The IMF approved a Staff-Monitored Programme (SMP) for Zimbabwe covering April to December 2013 but said the programme would not include financial support.

An SMP is an informal agreement between country’s authorities and fund staff to monitor the implementation of economic programme. SMP agreements do not entail financial assistance or endorsement by the Fund’s Executive Board.

The SMP is Zimbabwe’s first IMF agreement in more than a decade.

In a statement, the Fund said Zimbabwe’s external debt was in arrears, cutting it off from accessing most external financing sources.

“In particular, Zimbabwe remains unable to access IMF resources because of its continued arrears to the Fund,’’ it said.

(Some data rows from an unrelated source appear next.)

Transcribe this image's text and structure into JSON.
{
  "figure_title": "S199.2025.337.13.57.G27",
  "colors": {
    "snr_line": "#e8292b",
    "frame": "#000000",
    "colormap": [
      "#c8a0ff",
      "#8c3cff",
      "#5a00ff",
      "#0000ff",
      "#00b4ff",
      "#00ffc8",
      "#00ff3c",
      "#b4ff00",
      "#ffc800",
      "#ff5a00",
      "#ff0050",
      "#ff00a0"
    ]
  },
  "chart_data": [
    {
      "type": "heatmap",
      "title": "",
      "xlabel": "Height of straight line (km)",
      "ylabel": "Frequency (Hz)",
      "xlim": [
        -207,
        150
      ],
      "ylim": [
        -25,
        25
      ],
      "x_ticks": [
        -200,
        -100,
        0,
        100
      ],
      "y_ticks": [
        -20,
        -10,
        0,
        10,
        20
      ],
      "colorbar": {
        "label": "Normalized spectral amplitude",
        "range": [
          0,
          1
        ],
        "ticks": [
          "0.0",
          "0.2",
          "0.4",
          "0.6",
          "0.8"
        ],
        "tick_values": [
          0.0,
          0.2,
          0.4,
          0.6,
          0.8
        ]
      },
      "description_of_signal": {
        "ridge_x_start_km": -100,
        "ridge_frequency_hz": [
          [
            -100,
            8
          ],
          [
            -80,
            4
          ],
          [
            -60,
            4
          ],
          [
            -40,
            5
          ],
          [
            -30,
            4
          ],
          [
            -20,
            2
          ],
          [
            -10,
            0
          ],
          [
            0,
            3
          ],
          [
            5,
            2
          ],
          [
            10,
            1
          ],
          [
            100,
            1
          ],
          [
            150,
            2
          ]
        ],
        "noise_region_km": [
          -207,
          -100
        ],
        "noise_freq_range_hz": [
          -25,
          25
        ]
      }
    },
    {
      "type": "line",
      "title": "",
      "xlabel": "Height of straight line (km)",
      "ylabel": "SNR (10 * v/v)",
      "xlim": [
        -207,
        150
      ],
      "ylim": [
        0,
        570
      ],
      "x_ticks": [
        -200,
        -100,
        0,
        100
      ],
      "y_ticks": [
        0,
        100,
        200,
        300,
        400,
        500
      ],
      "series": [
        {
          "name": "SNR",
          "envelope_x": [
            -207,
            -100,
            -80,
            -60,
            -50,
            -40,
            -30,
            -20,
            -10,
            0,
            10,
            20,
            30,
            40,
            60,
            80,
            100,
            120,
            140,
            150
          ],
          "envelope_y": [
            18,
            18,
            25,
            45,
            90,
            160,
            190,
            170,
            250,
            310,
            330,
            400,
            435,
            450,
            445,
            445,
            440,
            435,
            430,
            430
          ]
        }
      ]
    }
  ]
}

The Fund urged the government to evolve a method of maintaining macro-economic stability and implementing reforms as well as a comprehensive arrears clearance strategy.

“This should be supported by development partners, it will really be essential for resolving Zimbabwe’s large debt overhang.

“A successful implementation of the SMP would be an important stepping stone toward helping Zimbabwe re-engage with the international community,’’ it said.

The statement said the country had however, made considerable progress in stabilising the economy since the end of hyper-inflation in 2009.

“Since then, GDP has grown by an average of over seven per cent and inflation has remained in the low single digits, thanks largely to the multi-currency system.

“Government revenues have more than doubled from 16 per cent of GDP in 2009 to an estimated 36 per cent of GDP in 2012, allowing the restoration of basic public services,’’ it said.

The SMP focuses to put public finances on a sustainable course, while protecting infrastructure investment and priority social spending.